As Fig. 1 illustrates, QUAD follows a component-based database design. Each component is described by its interface. The implementation details of the component are hidden from the other ones. Instances of components have unique identifiers. These identifiers serve to bind them to each other. The component life-cycle and their binding are managed by a specially developed framework that implements naming services, state storage services, and configuration services. QUAD is implemented in C++11 with intensive use of generic programming techniques. The architecture and operation system abstraction layer is performed mainly using the Boost libraryFootnote 5. Assembly and testing were carried out on Linux operating systems (Ubuntu and CentOS), Windows and Android, X86-64 and ARMv06 platforms.

4 Evaluation

To evaluate the performance of QUAD and compare it with other well-known RDF storages, we are going to participate in the MIGHTY STORAGE CHALLENGE competition - ESWC 2017 Footnote 6. This competition offers four types of tasks, for a comprehensive assessment of the performance of RDF storage. 1, 2 and 4 of these tasks are the general tests of intensive loading of RDF data in parallel mode and query execution over this data. These test scenarios emulate the database operating modes in real business tasks. The third task is related to the evaluation of the efficiency of storing versioned RDF data. QUAD does not contain any particular versioning implementations, so we can only emulate versioning using named graphs for different versions of RDF data. Since this approach is not efficient and may only offer a baseline performance, QUAD does not challenge this task.

For the competition, we prepared a special version of QUAD, configured and packed it into a docker image. The contest does not involve data durability testing, so we’ve disabled transaction journaling. For non-blocking data reads during the write operations, we activated the MVCCFootnote 7. Almost all RAM is used for the index page cache. The number of threads executing simultaneous requests to the database corresponds to the number of processor cores in the system.

5 Conclusion and Further Work

In this introductive paper, we give a brief overview of our RDF store QUAD for the interested readers of the MOCHA2017 papers. If our native RDF store fits the challenge requirements, we are looking forward to the invitation to the tasks 1, 2 and 4 in order benchmark the already prepared dockerized version.

Besides the challenge, our ongoing work is to add features, stabilize them and boost the overall performance of QUAD. Regarding the latter, our primary focus is the development of a RDF data store cluster, which is geared towards the multi-platform processing of very-large-scale RDF datasets larger than 1 billions of triples.
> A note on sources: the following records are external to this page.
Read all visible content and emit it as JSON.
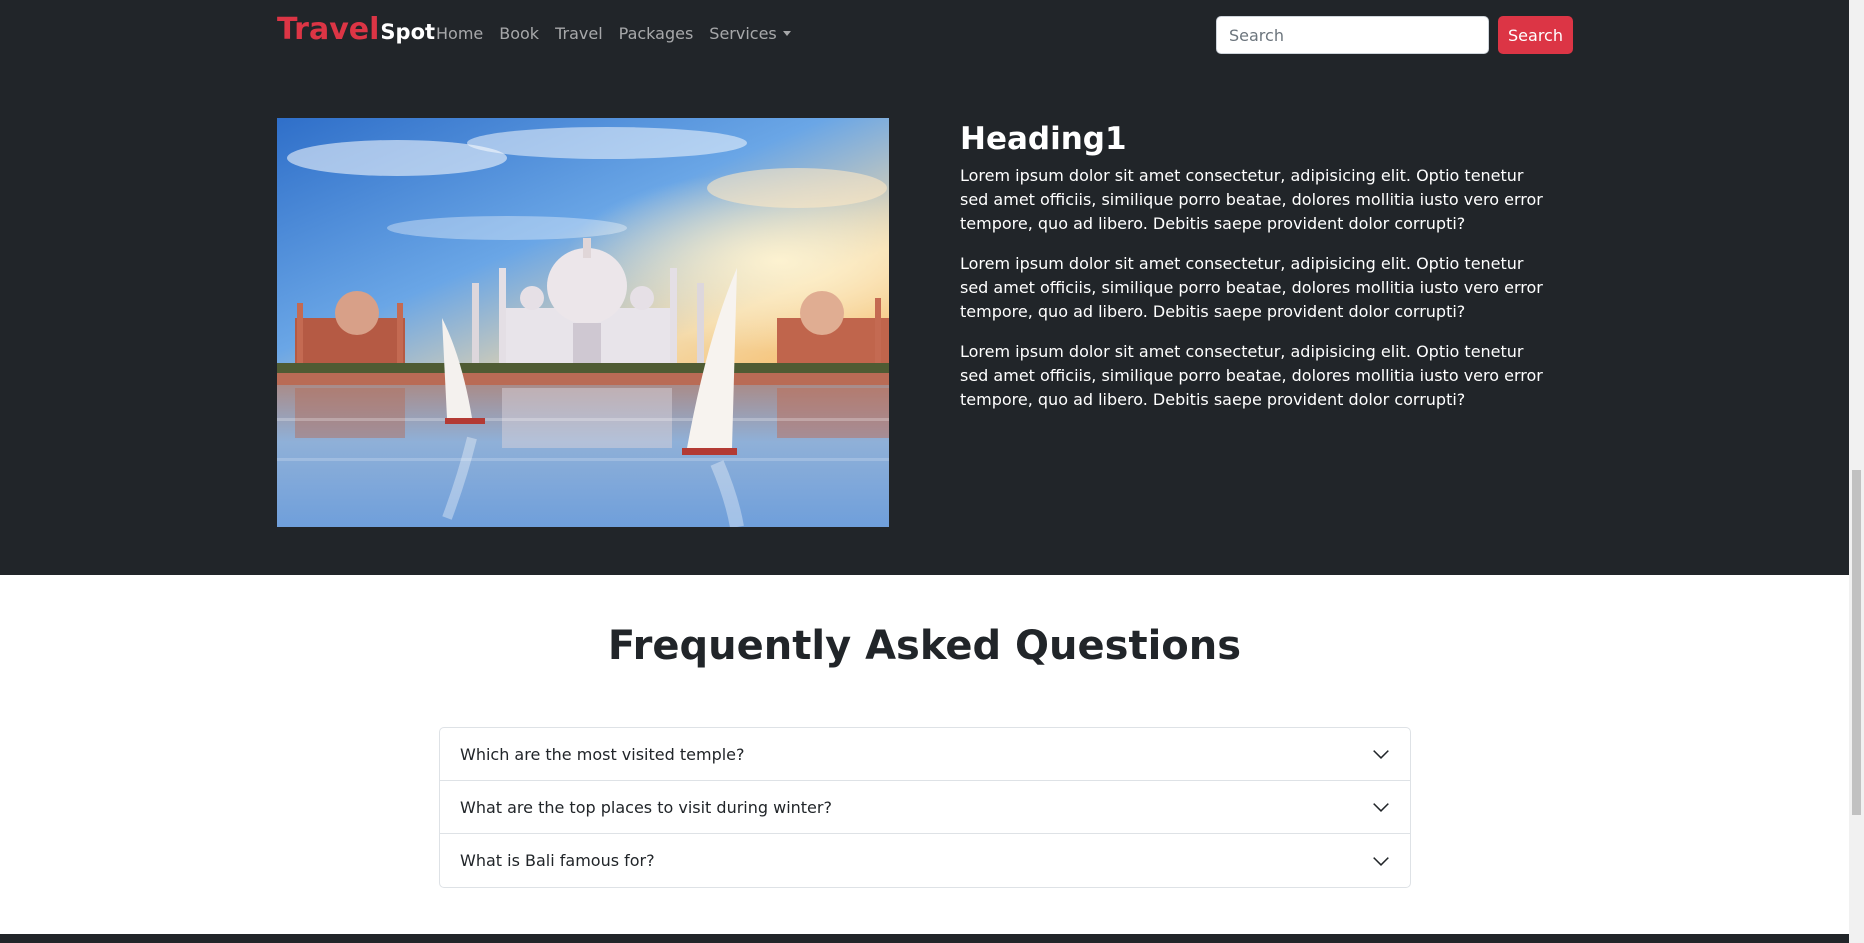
{
  "navbar": {
    "brand_primary": "Travel",
    "brand_secondary": "Spot",
    "links": [
      "Home",
      "Book",
      "Travel",
      "Packages",
      "Services"
    ],
    "search_placeholder": "Search",
    "search_button": "Search"
  },
  "hero": {
    "heading": "Heading1",
    "paragraphs": [
      "Lorem ipsum dolor sit amet consectetur, adipisicing elit. Optio tenetur sed amet officiis, similique porro beatae, dolores mollitia iusto vero error tempore, quo ad libero. Debitis saepe provident dolor corrupti?",
      "Lorem ipsum dolor sit amet consectetur, adipisicing elit. Optio tenetur sed amet officiis, similique porro beatae, dolores mollitia iusto vero error tempore, quo ad libero. Debitis saepe provident dolor corrupti?",
      "Lorem ipsum dolor sit amet consectetur, adipisicing elit. Optio tenetur sed amet officiis, similique porro beatae, dolores mollitia iusto vero error tempore, quo ad libero. Debitis saepe provident dolor corrupti?"
    ],
    "image_icon": "taj-mahal-image"
  },
  "faq": {
    "title": "Frequently Asked Questions",
    "questions": [
      "Which are the most visited temple?",
      "What are the top places to visit during winter?",
      "What is Bali famous for?"
    ]
  },
  "colors": {
    "dark": "#212529",
    "accent": "#dc3545"
  }
}
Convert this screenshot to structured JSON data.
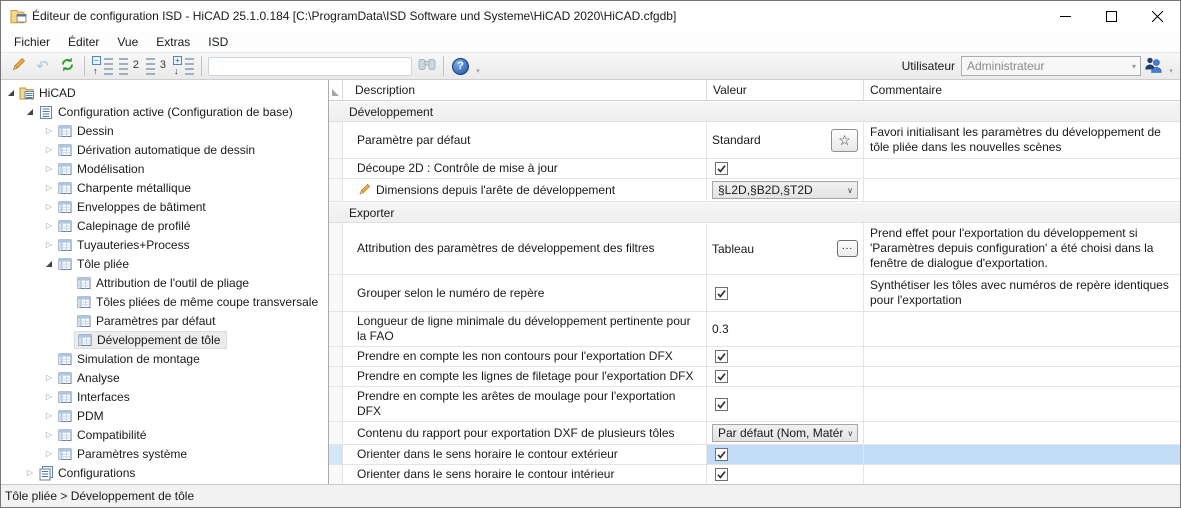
{
  "window": {
    "title": "Éditeur de configuration ISD  - HiCAD 25.1.0.184 [C:\\ProgramData\\ISD Software und Systeme\\HiCAD 2020\\HiCAD.cfgdb]"
  },
  "menubar": {
    "items": [
      "Fichier",
      "Éditer",
      "Vue",
      "Extras",
      "ISD"
    ]
  },
  "toolbar": {
    "icons": [
      "pencil-icon",
      "undo-icon",
      "refresh-icon",
      "tree-collapse-icon",
      "tree-level-2-icon",
      "tree-level-3-icon",
      "tree-expand-icon",
      "binoculars-icon",
      "help-icon",
      "users-icon"
    ],
    "user_label": "Utilisateur",
    "user_value": "Administrateur"
  },
  "tree": {
    "items": [
      {
        "label": "HiCAD",
        "level": 0,
        "expander": "expanded",
        "icon": "folder-table-icon"
      },
      {
        "label": "Configuration active (Configuration de base)",
        "level": 1,
        "expander": "expanded",
        "icon": "list-icon"
      },
      {
        "label": "Dessin",
        "level": 2,
        "expander": "collapsed",
        "icon": "table-icon"
      },
      {
        "label": "Dérivation automatique de dessin",
        "level": 2,
        "expander": "collapsed",
        "icon": "table-icon"
      },
      {
        "label": "Modélisation",
        "level": 2,
        "expander": "collapsed",
        "icon": "table-icon"
      },
      {
        "label": "Charpente métallique",
        "level": 2,
        "expander": "collapsed",
        "icon": "table-icon"
      },
      {
        "label": "Enveloppes de bâtiment",
        "level": 2,
        "expander": "collapsed",
        "icon": "table-icon"
      },
      {
        "label": "Calepinage de profilé",
        "level": 2,
        "expander": "collapsed",
        "icon": "table-icon"
      },
      {
        "label": "Tuyauteries+Process",
        "level": 2,
        "expander": "collapsed",
        "icon": "table-icon"
      },
      {
        "label": "Tôle pliée",
        "level": 2,
        "expander": "expanded",
        "icon": "table-icon"
      },
      {
        "label": "Attribution de l'outil de pliage",
        "level": 3,
        "expander": "none",
        "icon": "table-icon"
      },
      {
        "label": "Tôles pliées de même coupe transversale",
        "level": 3,
        "expander": "none",
        "icon": "table-icon"
      },
      {
        "label": "Paramètres par défaut",
        "level": 3,
        "expander": "none",
        "icon": "table-icon"
      },
      {
        "label": "Développement de tôle",
        "level": 3,
        "expander": "none",
        "icon": "table-icon",
        "selected": true
      },
      {
        "label": "Simulation de montage",
        "level": 2,
        "expander": "none",
        "icon": "table-icon"
      },
      {
        "label": "Analyse",
        "level": 2,
        "expander": "collapsed",
        "icon": "table-icon"
      },
      {
        "label": "Interfaces",
        "level": 2,
        "expander": "collapsed",
        "icon": "table-icon"
      },
      {
        "label": "PDM",
        "level": 2,
        "expander": "collapsed",
        "icon": "table-icon"
      },
      {
        "label": "Compatibilité",
        "level": 2,
        "expander": "collapsed",
        "icon": "table-icon"
      },
      {
        "label": "Paramètres système",
        "level": 2,
        "expander": "collapsed",
        "icon": "table-icon"
      },
      {
        "label": "Configurations",
        "level": 1,
        "expander": "collapsed",
        "icon": "stack-icon"
      }
    ]
  },
  "grid": {
    "columns": [
      "Description",
      "Valeur",
      "Commentaire"
    ],
    "rows": [
      {
        "type": "section",
        "label": "Développement"
      },
      {
        "type": "item",
        "description": "Paramètre par défaut",
        "value": "Standard",
        "control": "favorite",
        "comment": "Favori initialisant les paramètres du développement de tôle pliée dans les nouvelles scènes"
      },
      {
        "type": "item",
        "description": "Découpe 2D : Contrôle de mise à jour",
        "control": "checkbox",
        "checked": true,
        "comment": ""
      },
      {
        "type": "item",
        "description": "Dimensions depuis l'arête de développement",
        "desc_icon": "pencil-icon",
        "control": "select",
        "value": "§L2D,§B2D,§T2D",
        "comment": ""
      },
      {
        "type": "section",
        "label": "Exporter"
      },
      {
        "type": "item",
        "description": "Attribution des paramètres de développement des filtres",
        "value": "Tableau",
        "control": "ellipsis",
        "comment": "Prend effet pour l'exportation du développement si 'Paramètres depuis configuration' a été choisi dans la fenêtre de dialogue d'exportation."
      },
      {
        "type": "item",
        "description": "Grouper selon le numéro de repère",
        "control": "checkbox",
        "checked": true,
        "comment": "Synthétiser les tôles avec numéros de repère identiques pour l'exportation"
      },
      {
        "type": "item",
        "description": "Longueur de ligne minimale du développement pertinente pour la FAO",
        "value": "0.3",
        "control": "text",
        "comment": ""
      },
      {
        "type": "item",
        "description": "Prendre en compte les non contours pour l'exportation DFX",
        "control": "checkbox",
        "checked": true,
        "comment": ""
      },
      {
        "type": "item",
        "description": "Prendre en compte les lignes de filetage pour l'exportation DFX",
        "control": "checkbox",
        "checked": true,
        "comment": ""
      },
      {
        "type": "item",
        "description": "Prendre en compte les arêtes de moulage pour l'exportation DFX",
        "control": "checkbox",
        "checked": true,
        "comment": ""
      },
      {
        "type": "item",
        "description": "Contenu du rapport pour exportation DXF de plusieurs tôles",
        "control": "select",
        "value": "Par défaut (Nom, Matér",
        "comment": ""
      },
      {
        "type": "item",
        "description": "Orienter dans le sens horaire le contour extérieur",
        "control": "checkbox",
        "checked": true,
        "selected": true,
        "comment": ""
      },
      {
        "type": "item",
        "description": "Orienter dans le sens horaire le contour intérieur",
        "control": "checkbox",
        "checked": true,
        "comment": ""
      }
    ]
  },
  "statusbar": {
    "text": "Tôle pliée > Développement de tôle"
  },
  "colors": {
    "selection_blue": "#c2dcf5",
    "tree_selection_gray": "#ececec",
    "section_gray": "#f1f1f1",
    "refresh_green": "#2ca02c",
    "pencil_orange": "#f0a93e",
    "help_blue": "#1d4fa0"
  }
}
Therefore, we facilitate the concept of the parallel deployment of independent, full-featured RDF stores instance with a shared vocabulary index. Such an approach will prohibit the multiple storages of the same literal values in different stores, as well as to have a unique identification of RDF entities across all RDF stores in the cluster. One of the principal challenges in building a distributed database is QEP planning. Delays in transferring data between hosts can significantly reduce query performance. Hence, we developed a particular statistical index, which radically reduces the amount of data sent.